MBA Job Market Continues To Improve

Some 92% of those with graduate degrees in business and management last year found employment within three months after graduation, according to a survey of 2012 grads by the Graduate Management Admission Council released yesterday (Jan. 22). It was the highest employment rate reported in this survey for any graduating class since 2003 and a full six percentage points higher than the 86% of the Class of 2011 graduates polled at the same time a year earlier by GMAC. Nearly 7 in 10 (68%) graduates secured their job before leaving graduate school.

As previously reported by PoetsandQuants, placement rates were even higher at some of the more prominent business schools last year. Emory’s Goizueta School posted the highest job offer rate this year, with 98% of the Class of 2012 with offers of employment within three months, up three percentage points from 95% in 2011. Four other well-known schools followed Emory, each with 96% of their graduates getting job offers within three months: UC-Berkeley Haas, Northwestern University’s Kellogg School of Management, MIT Sloan, and Columbia Business School.

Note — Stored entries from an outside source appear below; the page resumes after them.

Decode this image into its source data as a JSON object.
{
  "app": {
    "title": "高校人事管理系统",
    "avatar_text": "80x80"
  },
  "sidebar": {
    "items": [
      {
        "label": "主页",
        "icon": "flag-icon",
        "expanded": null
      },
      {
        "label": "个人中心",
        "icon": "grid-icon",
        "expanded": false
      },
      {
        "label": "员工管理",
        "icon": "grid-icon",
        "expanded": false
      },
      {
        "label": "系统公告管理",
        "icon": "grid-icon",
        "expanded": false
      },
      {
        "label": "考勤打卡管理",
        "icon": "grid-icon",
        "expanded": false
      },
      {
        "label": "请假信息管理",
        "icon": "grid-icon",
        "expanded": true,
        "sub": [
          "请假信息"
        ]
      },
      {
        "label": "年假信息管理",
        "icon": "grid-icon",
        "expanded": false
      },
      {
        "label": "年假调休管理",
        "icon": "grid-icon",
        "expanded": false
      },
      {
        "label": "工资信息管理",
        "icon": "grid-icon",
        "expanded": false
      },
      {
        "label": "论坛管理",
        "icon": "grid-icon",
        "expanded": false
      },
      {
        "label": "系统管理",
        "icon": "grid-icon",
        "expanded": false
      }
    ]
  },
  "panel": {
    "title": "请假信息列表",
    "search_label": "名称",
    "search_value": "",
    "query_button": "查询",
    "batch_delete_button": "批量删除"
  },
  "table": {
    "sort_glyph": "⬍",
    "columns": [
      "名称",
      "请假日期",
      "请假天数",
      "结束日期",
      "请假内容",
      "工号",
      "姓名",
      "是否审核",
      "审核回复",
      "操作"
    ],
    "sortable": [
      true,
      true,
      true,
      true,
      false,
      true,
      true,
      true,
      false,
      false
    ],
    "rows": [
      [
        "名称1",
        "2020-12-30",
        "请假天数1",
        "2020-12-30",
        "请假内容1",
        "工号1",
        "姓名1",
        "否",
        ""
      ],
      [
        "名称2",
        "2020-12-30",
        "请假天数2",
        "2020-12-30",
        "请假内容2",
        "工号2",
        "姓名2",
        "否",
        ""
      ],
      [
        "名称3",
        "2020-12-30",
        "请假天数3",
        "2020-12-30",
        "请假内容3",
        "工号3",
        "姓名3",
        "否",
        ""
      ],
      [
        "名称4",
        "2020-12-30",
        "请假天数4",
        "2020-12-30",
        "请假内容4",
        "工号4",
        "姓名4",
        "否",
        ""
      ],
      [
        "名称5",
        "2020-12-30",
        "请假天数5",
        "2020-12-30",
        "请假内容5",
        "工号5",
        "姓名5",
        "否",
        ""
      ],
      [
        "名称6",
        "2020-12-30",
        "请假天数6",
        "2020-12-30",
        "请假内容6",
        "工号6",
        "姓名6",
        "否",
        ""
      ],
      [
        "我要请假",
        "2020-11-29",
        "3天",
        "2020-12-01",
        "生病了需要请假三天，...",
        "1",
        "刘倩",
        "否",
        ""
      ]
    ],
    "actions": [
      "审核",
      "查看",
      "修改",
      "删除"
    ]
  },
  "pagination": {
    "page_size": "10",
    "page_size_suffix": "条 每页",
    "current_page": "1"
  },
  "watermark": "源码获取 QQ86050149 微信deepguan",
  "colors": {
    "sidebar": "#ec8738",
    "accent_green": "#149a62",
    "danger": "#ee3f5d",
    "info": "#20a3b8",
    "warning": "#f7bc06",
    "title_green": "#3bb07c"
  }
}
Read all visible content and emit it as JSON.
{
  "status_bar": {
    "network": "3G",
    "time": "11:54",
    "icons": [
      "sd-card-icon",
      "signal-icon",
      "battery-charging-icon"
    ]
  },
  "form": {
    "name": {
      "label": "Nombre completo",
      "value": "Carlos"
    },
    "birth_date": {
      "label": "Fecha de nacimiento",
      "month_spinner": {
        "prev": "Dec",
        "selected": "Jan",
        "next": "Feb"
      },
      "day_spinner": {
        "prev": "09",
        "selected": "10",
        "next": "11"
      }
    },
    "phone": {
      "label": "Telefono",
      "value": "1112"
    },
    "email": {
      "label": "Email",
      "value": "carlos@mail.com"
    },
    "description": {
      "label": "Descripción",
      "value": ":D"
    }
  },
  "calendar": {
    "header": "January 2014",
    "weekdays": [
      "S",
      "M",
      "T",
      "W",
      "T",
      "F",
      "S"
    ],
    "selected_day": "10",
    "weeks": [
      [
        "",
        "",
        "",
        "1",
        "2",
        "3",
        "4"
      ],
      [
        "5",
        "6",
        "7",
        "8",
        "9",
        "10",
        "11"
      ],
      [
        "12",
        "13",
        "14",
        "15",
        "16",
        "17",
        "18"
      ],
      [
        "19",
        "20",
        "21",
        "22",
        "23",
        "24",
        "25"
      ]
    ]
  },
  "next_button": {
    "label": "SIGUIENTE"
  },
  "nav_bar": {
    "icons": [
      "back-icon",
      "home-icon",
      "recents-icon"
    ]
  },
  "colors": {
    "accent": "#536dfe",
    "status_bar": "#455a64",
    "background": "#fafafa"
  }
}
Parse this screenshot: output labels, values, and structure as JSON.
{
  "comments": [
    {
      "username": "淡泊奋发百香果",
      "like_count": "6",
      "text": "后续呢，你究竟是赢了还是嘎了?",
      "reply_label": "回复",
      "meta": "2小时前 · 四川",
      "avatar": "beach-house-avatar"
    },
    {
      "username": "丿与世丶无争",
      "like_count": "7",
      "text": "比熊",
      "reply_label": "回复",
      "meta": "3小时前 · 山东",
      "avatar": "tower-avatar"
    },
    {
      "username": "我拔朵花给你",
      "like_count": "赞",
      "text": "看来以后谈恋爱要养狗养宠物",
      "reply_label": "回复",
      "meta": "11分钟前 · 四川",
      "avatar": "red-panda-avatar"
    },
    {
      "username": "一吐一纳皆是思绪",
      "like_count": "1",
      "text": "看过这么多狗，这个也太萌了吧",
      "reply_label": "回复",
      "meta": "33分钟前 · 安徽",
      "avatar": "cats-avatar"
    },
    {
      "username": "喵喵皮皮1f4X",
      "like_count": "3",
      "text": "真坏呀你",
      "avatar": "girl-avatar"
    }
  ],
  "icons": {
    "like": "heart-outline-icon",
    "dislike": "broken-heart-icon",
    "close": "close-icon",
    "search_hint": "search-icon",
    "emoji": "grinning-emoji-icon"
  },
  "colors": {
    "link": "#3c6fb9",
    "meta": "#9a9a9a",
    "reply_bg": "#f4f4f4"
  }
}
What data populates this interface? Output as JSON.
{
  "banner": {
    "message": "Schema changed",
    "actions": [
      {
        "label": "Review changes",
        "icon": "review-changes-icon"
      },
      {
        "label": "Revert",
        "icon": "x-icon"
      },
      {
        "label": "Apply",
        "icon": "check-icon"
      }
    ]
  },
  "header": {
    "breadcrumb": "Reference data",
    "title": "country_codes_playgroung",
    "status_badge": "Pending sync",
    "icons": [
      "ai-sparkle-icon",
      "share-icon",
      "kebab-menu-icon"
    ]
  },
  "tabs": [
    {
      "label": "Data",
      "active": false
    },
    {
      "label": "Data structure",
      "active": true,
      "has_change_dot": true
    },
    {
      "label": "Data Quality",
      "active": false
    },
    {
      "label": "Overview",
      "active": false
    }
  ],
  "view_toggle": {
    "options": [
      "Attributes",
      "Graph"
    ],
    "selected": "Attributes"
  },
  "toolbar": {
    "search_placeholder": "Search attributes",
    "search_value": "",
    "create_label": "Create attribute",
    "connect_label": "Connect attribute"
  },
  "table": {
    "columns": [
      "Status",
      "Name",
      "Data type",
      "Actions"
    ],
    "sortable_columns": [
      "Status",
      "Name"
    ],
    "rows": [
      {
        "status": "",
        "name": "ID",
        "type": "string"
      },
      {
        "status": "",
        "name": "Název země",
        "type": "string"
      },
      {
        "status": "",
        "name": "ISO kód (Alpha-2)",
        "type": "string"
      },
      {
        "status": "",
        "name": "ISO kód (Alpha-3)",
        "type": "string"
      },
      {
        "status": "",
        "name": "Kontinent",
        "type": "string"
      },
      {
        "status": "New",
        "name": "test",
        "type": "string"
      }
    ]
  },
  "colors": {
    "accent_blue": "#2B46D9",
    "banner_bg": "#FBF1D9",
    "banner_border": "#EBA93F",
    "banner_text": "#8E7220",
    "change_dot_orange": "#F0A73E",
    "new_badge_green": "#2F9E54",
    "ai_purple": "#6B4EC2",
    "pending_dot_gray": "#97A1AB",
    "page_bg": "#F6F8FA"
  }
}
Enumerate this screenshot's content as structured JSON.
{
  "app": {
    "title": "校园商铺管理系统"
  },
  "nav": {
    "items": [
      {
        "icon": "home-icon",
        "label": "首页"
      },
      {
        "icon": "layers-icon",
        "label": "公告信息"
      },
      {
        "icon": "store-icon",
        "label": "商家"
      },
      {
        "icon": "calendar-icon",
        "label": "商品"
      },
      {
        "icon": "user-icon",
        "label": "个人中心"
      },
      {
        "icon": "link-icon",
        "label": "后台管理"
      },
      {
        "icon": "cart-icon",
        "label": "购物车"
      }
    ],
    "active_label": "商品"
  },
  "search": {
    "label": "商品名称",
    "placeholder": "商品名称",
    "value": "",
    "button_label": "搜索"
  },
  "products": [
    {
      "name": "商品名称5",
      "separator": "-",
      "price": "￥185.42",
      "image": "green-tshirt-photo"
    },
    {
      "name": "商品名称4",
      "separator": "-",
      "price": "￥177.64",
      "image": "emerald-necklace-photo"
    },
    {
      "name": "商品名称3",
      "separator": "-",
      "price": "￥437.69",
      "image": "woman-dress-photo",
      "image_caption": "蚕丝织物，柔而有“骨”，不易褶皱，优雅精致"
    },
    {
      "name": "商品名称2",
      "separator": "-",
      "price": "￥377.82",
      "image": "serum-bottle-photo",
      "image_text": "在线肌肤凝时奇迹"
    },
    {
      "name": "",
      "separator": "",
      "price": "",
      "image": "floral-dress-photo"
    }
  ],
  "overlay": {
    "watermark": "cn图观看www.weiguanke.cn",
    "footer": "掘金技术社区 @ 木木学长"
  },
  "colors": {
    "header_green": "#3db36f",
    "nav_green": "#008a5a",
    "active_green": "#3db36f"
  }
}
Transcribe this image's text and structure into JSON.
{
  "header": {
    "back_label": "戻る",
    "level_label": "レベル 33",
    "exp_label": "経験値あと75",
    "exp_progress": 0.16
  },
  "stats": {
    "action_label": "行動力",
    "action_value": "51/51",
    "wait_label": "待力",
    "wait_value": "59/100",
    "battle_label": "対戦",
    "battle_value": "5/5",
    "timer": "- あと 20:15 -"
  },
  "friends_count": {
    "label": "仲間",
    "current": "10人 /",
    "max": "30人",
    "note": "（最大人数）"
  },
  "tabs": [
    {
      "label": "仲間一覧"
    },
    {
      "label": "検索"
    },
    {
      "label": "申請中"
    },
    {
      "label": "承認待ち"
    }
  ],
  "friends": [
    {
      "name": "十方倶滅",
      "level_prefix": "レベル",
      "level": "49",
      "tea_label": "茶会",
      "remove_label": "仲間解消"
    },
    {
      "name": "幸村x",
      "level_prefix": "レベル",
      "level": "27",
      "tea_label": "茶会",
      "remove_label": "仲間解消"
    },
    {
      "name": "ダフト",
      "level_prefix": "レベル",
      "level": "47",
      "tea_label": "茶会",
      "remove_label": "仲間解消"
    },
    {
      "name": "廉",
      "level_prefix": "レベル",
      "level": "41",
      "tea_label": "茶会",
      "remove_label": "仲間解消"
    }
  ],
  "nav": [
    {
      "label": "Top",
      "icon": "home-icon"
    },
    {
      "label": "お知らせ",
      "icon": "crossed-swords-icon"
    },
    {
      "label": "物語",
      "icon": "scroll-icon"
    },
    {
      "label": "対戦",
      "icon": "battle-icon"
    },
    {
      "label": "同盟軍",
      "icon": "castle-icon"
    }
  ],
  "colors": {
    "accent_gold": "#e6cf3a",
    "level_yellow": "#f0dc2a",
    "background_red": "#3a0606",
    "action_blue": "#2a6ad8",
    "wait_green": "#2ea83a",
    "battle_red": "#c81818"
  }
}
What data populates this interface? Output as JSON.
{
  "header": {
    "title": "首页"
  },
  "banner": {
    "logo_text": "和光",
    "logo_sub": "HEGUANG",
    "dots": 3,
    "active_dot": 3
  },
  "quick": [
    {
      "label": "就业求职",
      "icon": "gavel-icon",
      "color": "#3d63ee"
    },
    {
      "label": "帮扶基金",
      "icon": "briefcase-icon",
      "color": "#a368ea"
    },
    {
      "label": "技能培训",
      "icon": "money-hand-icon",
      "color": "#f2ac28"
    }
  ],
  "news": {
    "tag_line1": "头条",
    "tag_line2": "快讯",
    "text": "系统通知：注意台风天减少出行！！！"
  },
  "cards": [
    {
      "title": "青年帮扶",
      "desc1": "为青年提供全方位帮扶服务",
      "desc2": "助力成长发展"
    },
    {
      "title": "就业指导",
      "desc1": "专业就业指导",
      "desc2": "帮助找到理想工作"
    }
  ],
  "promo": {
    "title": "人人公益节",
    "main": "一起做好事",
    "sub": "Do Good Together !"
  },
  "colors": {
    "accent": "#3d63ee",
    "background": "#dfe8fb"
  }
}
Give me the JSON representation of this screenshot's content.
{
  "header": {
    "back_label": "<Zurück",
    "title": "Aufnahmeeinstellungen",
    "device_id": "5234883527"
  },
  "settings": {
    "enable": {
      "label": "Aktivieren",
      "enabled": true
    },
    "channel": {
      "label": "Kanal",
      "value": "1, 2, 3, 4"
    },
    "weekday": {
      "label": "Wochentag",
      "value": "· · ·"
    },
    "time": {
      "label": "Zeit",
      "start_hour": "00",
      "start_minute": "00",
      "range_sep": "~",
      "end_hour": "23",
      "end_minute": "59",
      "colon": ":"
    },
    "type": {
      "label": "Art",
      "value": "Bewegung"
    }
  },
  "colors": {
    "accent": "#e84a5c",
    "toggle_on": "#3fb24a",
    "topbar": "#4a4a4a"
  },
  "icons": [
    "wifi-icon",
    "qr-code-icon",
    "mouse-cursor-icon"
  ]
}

The new GMAC study found that some 77% of the class of 2012 graduates surveyed said their starting salary met or exceeded their expectations, and 76% said they could not have gotten their job without their graduate management education.

“As the economy improves in many parts of the world, employers who are hiring look for skilled managers to lead the way,” said Dave Wilson, GMAC president and CEO, in a statement. “MBAs and other graduate degrees provide the skills people need to manage tough problems in today’s complex marketplace.”

GMAC said a variety of factors affect compensation, such as pre-degree salary and experience, industry and job function, and median salaries of the class of 2012 showed significant differences by program type. For example, those graduating from full-time two-year MBA programs had a median salary of $85,000, with additional compensation of $10,000, whereas those graduating from full-time one-year MBA programs had a median salary of $59,000 with additional compensation of $5,500 (age, program location, and work location are confounding factors). Median starting salaries of 2012 graduates varied most widely by work location (shown in US dollars):

  • Europe: $105,120
  • US: $83,000
  • Canada: $81,443
  • Asia Pacific Islands: $52,329
  • Latin America: $48,557
  • Central Asia: $27,818
The best placement rates were reported in India where 88% of graduates reported receiving a job offer before graduation. That success rate exceeded the U.S. where 73% of grads had received an offer before commencement (see table below). The worst market? Latin America where only 36% had job offers before graduation. Overall, more than two-thirds (68%) of Class of 2012 alumni had obtained an offer of employment before graduation. An additional 15% of Class of 2012 alumni had a job offer in hand within a month after graduating.

Source: GMAC alumni perspectives survey

When searching for a job, GMAC said alumni found their greatest number of employment opportunities through three main channels: networks of personal contacts (23%), school career services (22%), and on-campus interviews (21%). These are also the top methods employers use to recruit new graduate business school talent.10 As reported in GMAC’s 2012 corporate recruiters survey, companies primarily seek new business school hires through referrals and on-campus recruitment.

Not only were Class of 2012 alumni successful in landing job offers, the vast majority (92%) said they took a job that they wanted, according to the GMAC study. For those who received job offers within a month after graduation, 95% indicated the job they took was the one they sought. On the other hand, alumni who received a job offer more than a month after graduation were less likely to take a job that matched what they were seeking (84%).